Drug-resistant bacteria found in more than 35 states

Drug-resistant bacteria have been found in more than 35 states and in an increasing number of countries.

The “superbugs” typically strike those who are already critically ill and are considered fatal in between 30 and 60 percent of cases. The bacteria contain a gene that allows the production of an enzyme that renders antibiotics nearly useless. This enzyme is known as Klebisiella pneumonia carbapenamase, or KPC, according to USA Today.

Neil Fishman is the director of infection control and epidemiology at the University of Pennsylvania and president of the Society of Healthcare Epidemiologists. Fishman told USA Today that he is particularly concerned that KPC disables a group of medications called carbapenem antibiotics, which are usually used in cases when infections do not respond to any other treatments.

"We've lost our drug of last resort," Fishman told USA Today.

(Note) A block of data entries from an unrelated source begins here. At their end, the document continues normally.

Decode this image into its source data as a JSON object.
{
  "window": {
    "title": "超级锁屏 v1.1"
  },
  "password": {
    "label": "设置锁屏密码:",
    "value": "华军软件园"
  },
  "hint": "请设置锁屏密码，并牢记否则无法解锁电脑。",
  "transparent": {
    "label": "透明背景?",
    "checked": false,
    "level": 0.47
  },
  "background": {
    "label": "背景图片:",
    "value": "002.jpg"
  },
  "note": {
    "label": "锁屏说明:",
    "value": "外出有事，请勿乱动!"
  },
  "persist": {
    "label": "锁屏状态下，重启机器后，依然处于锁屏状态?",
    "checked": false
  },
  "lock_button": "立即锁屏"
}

Carbapenam-resistant bacteria are not known to be spreading throughout communities - they have mostly been seen in hospital patients. They are, however, far more common than bacteria carrying a gene called metallo-beta-lactamase-1, or NDM-1, according to Fishman.

NDM-1 containing bacteria have rarely been seen in the U.S. and, according to the Centers for Disease Control and Prevention, have generally been found in those that received medical care in India.

KPC’s have been reported most often in New York and New Jersey. A decade ago, only one percent of Klensiella pneumonia bacteria that were reported to the CDC were resistant to carbapenem antibiotics. That number has since risen to eight percent.

"We see a ton of the KPC organisms," Yoko Furuya, medical director of infection control in New York Presbyterian Hospital, told USA Today. "It started in 2002 and 2003. They just somehow established themselves in nursing homes and hospitals. We always have some patients, five to 10 at a time, in the hospital with this problem."